Other ideas for celebrating the graduate
There’s nothing wrong with throwing a party of course, (and if you’re looking for tips on how to handle those backyard bashes or buffets, we’ve got a few suggestions) but there’s something really nice about bucking the grad party trend. It puts the focus on the graduate and his or her accomplishment, and not on being the perfect host or trying to one-up the Jones’ graduation shin-dig.
Here are some ideas for celebrations that don’t revolve around food and drink (and a load of work for you). Consider using the money you saved by not having a big party, and put it toward one of these ideas instead:
- I know of some people who do really extravagant things like take their graduate (plus their best friend) to Europe. That would be awesome, yes, if out of reach financially for most of us. Still, it’s a lovely idea if you have the resources!
- On a smaller scale, but just as special, a short trip with your teen might be just the thing for some bonding time. Choose somewhere he or she has always wanted to go and then just do it.
- Have an activity-focused adventure. A weekend hiking trip, a rafting trip, horseback riding, or biking trip—all would be fun!
- A spa date is fun for girls—maybe you could cover it for a few of your daughter’s friends, too, for more of a celebration feel.
- Most teens LOVE music, so concert tickets to see his or her favorite band (with a few friends) would be most welcome.
- Along the same line, sporting event tickets can make a great celebration, too. Go out for a special dinner before or after the game.

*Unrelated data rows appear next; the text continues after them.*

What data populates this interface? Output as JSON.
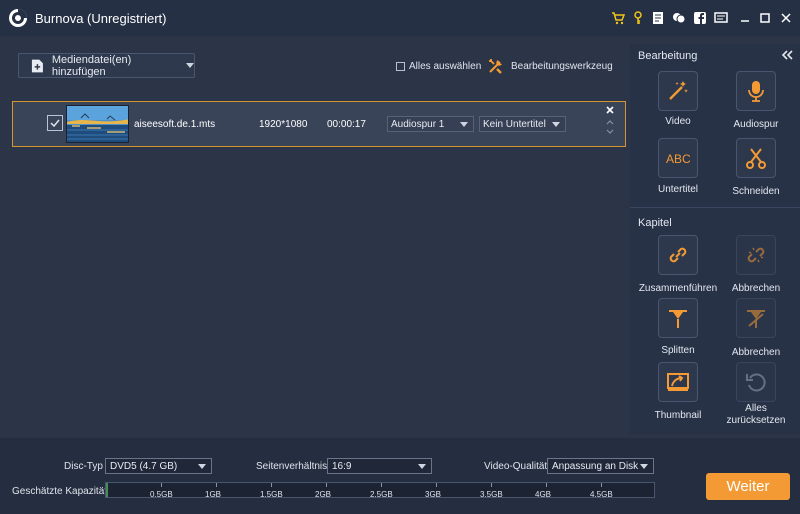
{
  "window": {
    "title": "Burnova (Unregistriert)"
  },
  "toolbar": {
    "add_media_label": "Mediendatei(en) hinzufügen",
    "select_all_label": "Alles auswählen",
    "edit_tool_label": "Bearbeitungswerkzeug"
  },
  "file_row": {
    "filename": "aiseesoft.de.1.mts",
    "resolution": "1920*1080",
    "duration": "00:00:17",
    "audio_track": "Audiospur 1",
    "subtitle": "Kein Untertitel",
    "checked": true
  },
  "panel": {
    "editing_title": "Bearbeitung",
    "editing_tools": [
      {
        "label": "Video",
        "icon": "magic-wand-icon"
      },
      {
        "label": "Audiospur",
        "icon": "microphone-icon"
      },
      {
        "label": "Untertitel",
        "icon": "abc-text-icon"
      },
      {
        "label": "Schneiden",
        "icon": "scissors-icon"
      }
    ],
    "chapter_title": "Kapitel",
    "chapter_tools": [
      {
        "label": "Zusammenführen",
        "icon": "link-icon"
      },
      {
        "label": "Abbrechen",
        "icon": "broken-link-icon"
      },
      {
        "label": "Splitten",
        "icon": "split-icon"
      },
      {
        "label": "Abbrechen",
        "icon": "split-cancel-icon"
      },
      {
        "label": "Thumbnail",
        "icon": "thumbnail-icon"
      },
      {
        "label": "Alles zurücksetzen",
        "icon": "reset-icon"
      }
    ]
  },
  "bottom": {
    "disc_type_label": "Disc-Typ",
    "disc_type_value": "DVD5 (4.7 GB)",
    "aspect_label": "Seitenverhältnis:",
    "aspect_value": "16:9",
    "quality_label": "Video-Qualität:",
    "quality_value": "Anpassung an Disk",
    "capacity_label": "Geschätzte Kapazität:",
    "capacity_ticks": [
      "0.5GB",
      "1GB",
      "1.5GB",
      "2GB",
      "2.5GB",
      "3GB",
      "3.5GB",
      "4GB",
      "4.5GB"
    ],
    "capacity_used_fraction": 0.003,
    "next_label": "Weiter"
  },
  "colors": {
    "accent": "#f39a34",
    "selection_border": "#d79433",
    "title_icons": "#f0c419"
  }
}
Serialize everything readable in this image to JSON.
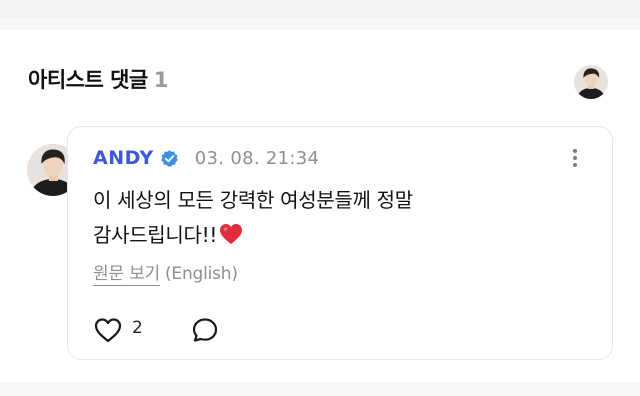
{
  "section": {
    "title": "아티스트 댓글",
    "count": "1"
  },
  "comment": {
    "author": "ANDY",
    "timestamp": "03. 08. 21:34",
    "text_line1": "이 세상의 모든 강력한 여성분들께 정말",
    "text_line2": "감사드립니다!!",
    "translate_label": "원문 보기",
    "translate_lang": "(English)",
    "like_count": "2"
  },
  "colors": {
    "accent": "#3e58d8",
    "verified": "#3d8fe8",
    "muted": "#8e8e96",
    "heart_emoji": "#e02d3c"
  },
  "icons": {
    "verified": "verified-badge-icon",
    "more": "more-vertical-icon",
    "like": "heart-outline-icon",
    "reply": "speech-bubble-icon",
    "emoji": "red-heart-emoji"
  }
}
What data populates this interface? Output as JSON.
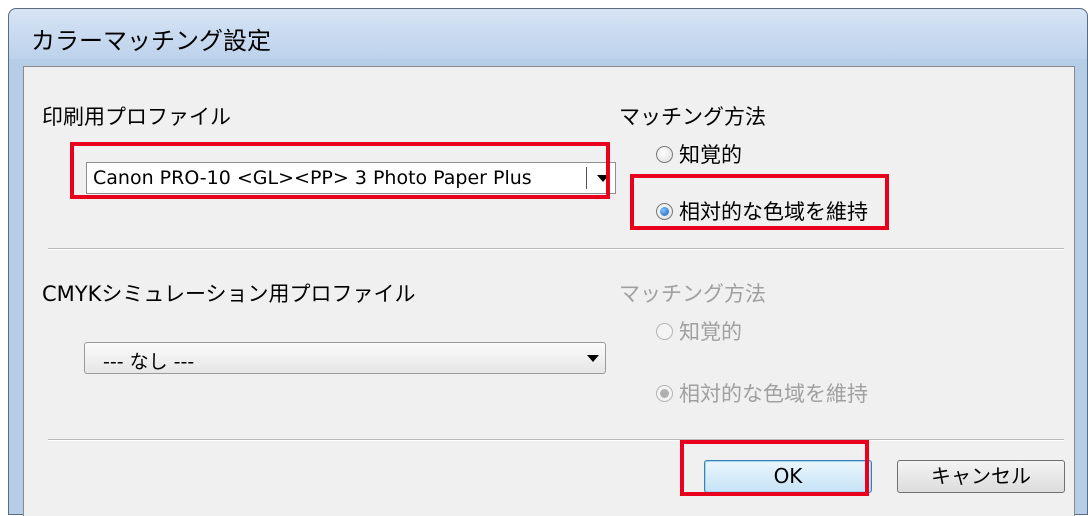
{
  "window": {
    "title": "カラーマッチング設定"
  },
  "print_profile": {
    "label": "印刷用プロファイル",
    "selected": "Canon PRO-10 <GL><PP> 3 Photo Paper Plus"
  },
  "matching": {
    "label": "マッチング方法",
    "options": [
      "知覚的",
      "相対的な色域を維持"
    ],
    "selected_index": 1
  },
  "cmyk_profile": {
    "label": "CMYKシミュレーション用プロファイル",
    "selected": "--- なし ---"
  },
  "cmyk_matching": {
    "label": "マッチング方法",
    "options": [
      "知覚的",
      "相対的な色域を維持"
    ],
    "selected_index": 1,
    "disabled": true
  },
  "buttons": {
    "ok": "OK",
    "cancel": "キャンセル"
  },
  "colors": {
    "highlight": "#e8001c",
    "titlebar": "#bdd2ec",
    "client": "#f0f0f0",
    "disabled_text": "#a0a0a0"
  }
}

There’s always the graduation gift option
You could just go the gift route instead of the experience route. A nice watch or grown-up jewelry is traditional and is likely to be kept for a lifetime (I still have the ring my grandfather gave me for my high school graduation). And a practical gift that the graduate could use in the next chapter of his or her life, such as a computer, makes a thoughtful group-given gift.